Дом из парафина - Анаит Сагоян

Дом из парафина читать книгу онлайн
Бывшая огромная страна, лишенная иллюзий, разрушается, кровоточит, спекается по краям. Сандрик и Мария, выросшие на разных концах постсоветского мира – он в Тбилиси, она на острове Беринга, – казалось бы, никогда не должны встретиться. Но все-таки пути их однажды пересекаются в Берлине, в случайной болевой точке черно-белого города, которому так не хватает любви. Два взрослых человека заново переживают детские воспоминания девяностых, а незатянувшиеся раны воспаляются с прежней силой, и каждая отдельная боль становится общей болью.
Присутствует ненормативная лексика
– … Ну и потом мы завалим кабана и пожарим его на костре. Ты же умеешь срезать лучшие куски?
– Да, конечно.
– Вот и отлично.
– Погоди, что-о-о? – Меня как будто ледяной водой обдало. Я вдруг обнаружила, что непрерывно смотрела на Сандрика, смотрела настолько долго, что перестала его видеть и слышать.
– С возвращением. Даже не представляешь, на сколькое ты уже успела согласиться. Мне перечислить все сначала?
– Спасибо, не стоит!
– Ну так завалим. то есть поехали? – Сандрик весело расхохотался и обнял меня.
– Прости. Так куда я согласилась ехать?… – виновато и тихо спросила я, вдыхая его тепло.
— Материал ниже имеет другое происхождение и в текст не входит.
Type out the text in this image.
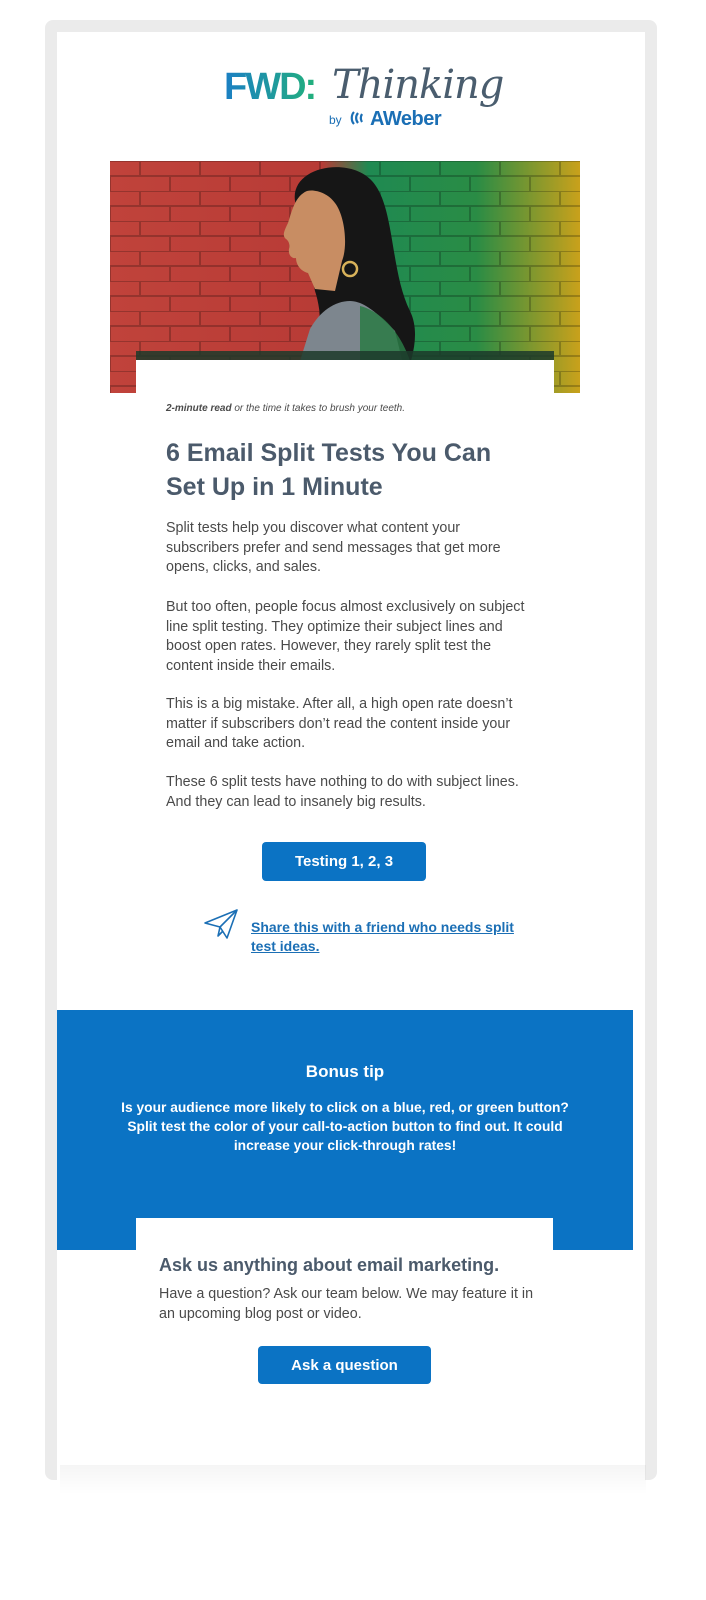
FWD: Thinking
by AWeber
2-minute read or the time it takes to brush your teeth.
6 Email Split Tests You Can Set Up in 1 Minute

Split tests help you discover what content your subscribers prefer and send messages that get more opens, clicks, and sales.

But too often, people focus almost exclusively on subject line split testing. They optimize their subject lines and boost open rates. However, they rarely split test the content inside their emails.

This is a big mistake. After all, a high open rate doesn’t matter if subscribers don’t read the content inside your email and take action.

These 6 split tests have nothing to do with subject lines. And they can lead to insanely big results.

Testing 1, 2, 3
Share this with a friend who needs split test ideas.
Bonus tip
Is your audience more likely to click on a blue, red, or green button? Split test the color of your call-to-action button to find out. It could increase your click-through rates!
Ask us anything about email marketing.
Have a question? Ask our team below. We may feature it in an upcoming blog post or video.
Ask a question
Сандрик затрясся от очередной сдерживаемой волны смеха. Он ласково и бережно провел по моим волосам.
– На уток смотреть.
– Уверен? Ну как знаешь. А то и кабана завалю.
* * *
– Хватит уже дергаться! Тебе смешно, а я завязать не могу. Сандрик, стой ровно!
– А в Губине была?
– В Кракове была. В Губине не была.
– Краков! Ну здрасьте. Тогда ты не узнала настоящего поляка!
– А какие они?
– Да поляку все ништяк, что немцу в лом. Вот город Губин: под окнами протекает река, на другом берегу которой в свой биомагазин за йогуртом ходит немецкий сосед, а по эту сторону на балконе уже развешено белье и вывески сварганены из сигаретных блоков.
– Совсем как у нас в Никольском!
– Совсем как у нас в Тбилиси! Так вот, шикарные, элегантные мужчины в шелковых костюмах рекламируют с выцветших плакатов линолеум, а накачанные пацаны в спортивках лузгают семечки, сидя на лавочках, и говорят о прекрасном. Что еще вспомнить?… Да! Женщины с прилизанными прическами и густым, вульгарным слоем помады перекладывают рыбу на своих самодельных прилавках. А у входа в общественный туалет сидит сборщица платы за посещение: статная престарелая дама с укладкой волос и воротничком времен Царства Польского, и она так строго смотрит в книгу, что чувствуешь себя в библиотеке и почему-то уже заранее виноватым. И вот я такой, вроде бы с берлинским гонором, но притих и хожу туда-сюда, слишком серый, чтобы быть поляком, слишком озадаченный, чтобы слиться с толпой.
– А поехали в Губин! Я уже соскучилась по всему такому!
Сандрик потер глаза под платком.
– Не слишком сильно затянула? – спрашиваю и уже медленно отдаляюсь от него.
– Нормально. Давай так: если я тебя поймаю, мы едем в Губин. Если нет – в Париж!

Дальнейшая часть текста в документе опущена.